L'art de chevalerie selon Vegece
Cy devise se ung gentil homme prisonnier de guerre doit mieulx aimer a mourir que briser son serment. xxviiie. chapitre.
Je supose maistre que ung chevalier ou homme d’armes soit en la prison d’un autre ou de ung seigneur ou de une ville mais sy grant rigueur luy soit faicte que on luy afferme que ce dedens certain temps n’a fait sa finance Il sera occis/ pour quoy il quiert pour dieu et en pitié que l’en le laisse aller en son pays faire finance et que sans faulte retournera a tout dedens le jour promis. A bref dire on le laisse aller sur son serment fait sur les sainctes evangiles. Par lequel serment il jeure que pour encourir la mort ne fauldra qu’il ne retourne dedens le jour promis. Or advient que impossible luy est de finer sa raençon si est assavoir s’il doibt retourner pour soy retourner mettre a la mort/ laquelle par ses adversaires luy est promise/ car mesmement il est escript es hystoires de romme/ que ainsy le firent jadiz les nobles conquereurs rommains/ qui ains s’exposoient a la mort que enfraindre le jurement de prison.

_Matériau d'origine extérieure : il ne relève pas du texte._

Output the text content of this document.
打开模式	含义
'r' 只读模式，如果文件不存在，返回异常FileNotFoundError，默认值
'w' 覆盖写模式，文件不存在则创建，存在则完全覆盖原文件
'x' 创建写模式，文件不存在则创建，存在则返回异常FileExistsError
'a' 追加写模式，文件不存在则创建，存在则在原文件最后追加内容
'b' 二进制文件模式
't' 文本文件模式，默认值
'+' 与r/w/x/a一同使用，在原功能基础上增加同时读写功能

Et ce iceulx qui paiens et mescreans estoient juroient leurs faulx dieux/ ilz le tenoient toutesvoyes mieulx le doivent tenir les christiens quant ilz jurent sur la saincte foy catholicque.
Bel amy tu dis bien. et encore plus de raisons y pourras a ton propos alleguer/ mais a la verité du fait en y a trop/ qui pourroient excuser l’omme en tel cas/ quoy que aucuns docteurs veullent maintenir que mieulx deveroit l’omme vouloir mourir que parjurer le nom de dieu Laquelle chose est vraye en aucun cas/ mais quant a cestuy qui est chose violente et fait ainsy que par force pour sauver sa vie/ n’est pas determiné qu’il vaulsist mieulx a mourir/ & qu’il n’y soit tenu te diray les raisons. Je te dy que selon droit escript/ serment contre bien et utilité et mesmement contre bonnes meurs ne fait pas a tenir/ et quoy que mal soit de soy parjurer est encore trop pis fait de tel serment tenir si doibt estre esleu de deux maulx celluy qui est le moindre criminel. sicomme ung homme aura juré sur les sainctes evangilles ou sur le corps jesucrist sacré/ qu’il occira ung homme ou fera quelque grant malfait/ si n’est pas doubte que pis seroit d’occir ung homme ou bouter feu en une maison/ ou aultre grant mal que de soy parjurer/ quoy que pesché mortel feist des qu’il jura/ car choses desraisonnables a faire ne se doibvent pas jurer.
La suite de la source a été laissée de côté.